Tradutor que já trouxe para o português Os Cantos de Cantuária de Chaucer e dramas de Shakespeare, José Francisco Botelho faz de seu segundo livro, Cavalos de Cronos, um amálgama ambicioso entre o clássico e o regional. Ele autografa a obra nesta sexta-feira (16) às 17h30min, dentro da programação da Feira do Livro.
Cavalos de Cronos não é um livro de fantasia propriamente dito, mas também não é realista.
Esse livro foi dedicado ao Marcel Schwob, mencionado na epígrafe. E Vidas Imaginárias do Schwob é um livro cujos contos começam na antiguidade, distante do mundo do narrador, e chegam na Paris do século 19, que era o universo do Schwob. Esse livro é o contrário. Começa no meu mundo, que é a fronteira, e vai recuando. E na segunda metade ele vai se tornando mais fantástico. Quando publiquei meu primeiro livro, A Árvore que Falava Aramaico, queria compor um livro com a estrutura de um conto fantástico. Que a pessoa começasse a ler achando que estava acompanhando uma narrativa realista e aí, na metade, havia uma virada com um conto fantástico e a partir daí entraria outra realidade. No segundo, eu também queria uma estrutura em duas partes, mas mais extrema.
A literatura sobre o Rio Grande por muito tempo foi obcecada com o lugar que ocupa na tradição do Prata, do Cone Sul, do Pampa. Você parece ampliar esse foco, ambientando suas narrativas em outros universos históricos.
Eu tive contato com os antigos repentistas. Não a cópia disso na cidade, mas eu conheci exemplos da poesia oral trovadoresca gaúcha, que é uma evolução do trovadorismo medieval. Eles faziam isso muito naturalmente, misturavam causos e a realidade que viviam com o quanto sabiam de história antiga. Isso aí me influenciou muito no início. Tem um pouco aí do resgate de uma estrutura mítica popular, que não parou para pensar nessa conversa das controvérsias da gauchesca e do gauchismo, é uma coisa anterior a isso, mais próxima da mentalidade lá na origem, do romanceiro medieval.
Trânsitos e comércios escusos também são presentes no livro, de certo modo.

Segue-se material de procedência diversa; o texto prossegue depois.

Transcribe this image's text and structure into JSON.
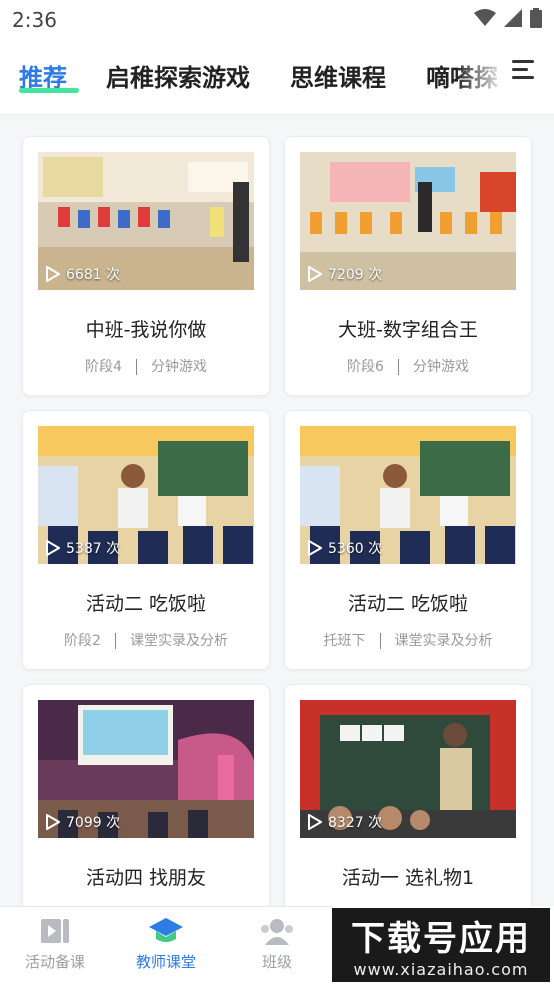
{
  "status": {
    "time": "2:36"
  },
  "tabs": [
    {
      "label": "推荐",
      "active": true
    },
    {
      "label": "启稚探索游戏"
    },
    {
      "label": "思维课程"
    },
    {
      "label": "嘀嗒探"
    }
  ],
  "cards": [
    {
      "views": "6681 次",
      "title": "中班-我说你做",
      "tag1": "阶段4",
      "tag2": "分钟游戏"
    },
    {
      "views": "7209 次",
      "title": "大班-数字组合王",
      "tag1": "阶段6",
      "tag2": "分钟游戏"
    },
    {
      "views": "5387 次",
      "title": "活动二 吃饭啦",
      "tag1": "阶段2",
      "tag2": "课堂实录及分析"
    },
    {
      "views": "5360 次",
      "title": "活动二 吃饭啦",
      "tag1": "托班下",
      "tag2": "课堂实录及分析"
    },
    {
      "views": "7099 次",
      "title": "活动四 找朋友",
      "tag1": "",
      "tag2": ""
    },
    {
      "views": "8327 次",
      "title": "活动一 选礼物1",
      "tag1": "",
      "tag2": ""
    }
  ],
  "bottom_nav": [
    {
      "label": "活动备课",
      "icon": "video-icon"
    },
    {
      "label": "教师课堂",
      "icon": "graduation-cap-icon",
      "active": true
    },
    {
      "label": "班级",
      "icon": "class-icon"
    }
  ],
  "watermark": {
    "title": "下载号应用",
    "url": "www.xiazaihao.com"
  },
  "colors": {
    "accent": "#2d7be5",
    "underline": "#42e59c"
  }
}
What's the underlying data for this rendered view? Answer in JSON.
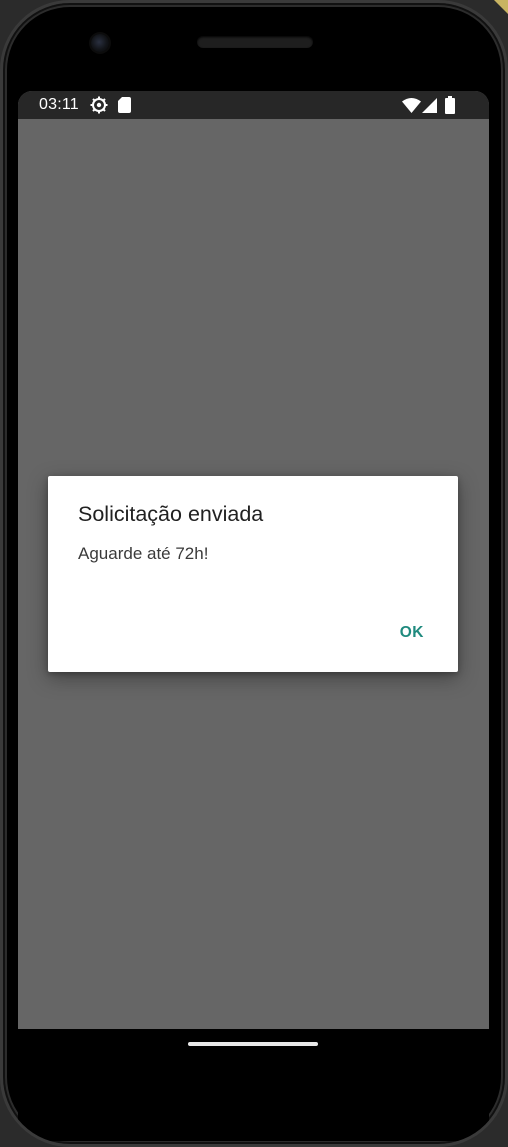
{
  "status_bar": {
    "time": "03:11",
    "icons": [
      "settings-gear-icon",
      "sd-card-icon",
      "wifi-icon",
      "cellular-signal-icon",
      "battery-icon"
    ],
    "background_color": "#272727"
  },
  "screen": {
    "background_color": "#666666"
  },
  "dialog": {
    "title": "Solicitação enviada",
    "message": "Aguarde até 72h!",
    "ok_button_label": "OK",
    "accent_color": "#1f8a7e"
  }
}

A figura do contrabandista sempre me interessou. O Alan Pauls diz que o Borges gostava do tradutor que se comporta como contrabandista: atravessa uma fronteira, pega uma coisa sem pedir licença, traz de volta. Sempre tive essa imagem do contrabandista como um personagem cheio de significados, na literatura e na história. E a ideia do contrabando, que é uma coisa meio secreta, está em todo o livro. É um contrabando de ideias, de palavras. No conto Cavalos de Cronos eu contrabandeio coisas da mitologia clássica para o universo da gauchesca, que, como tu disseste, é um pouco fechada em si mesmo. É um contrabando literário.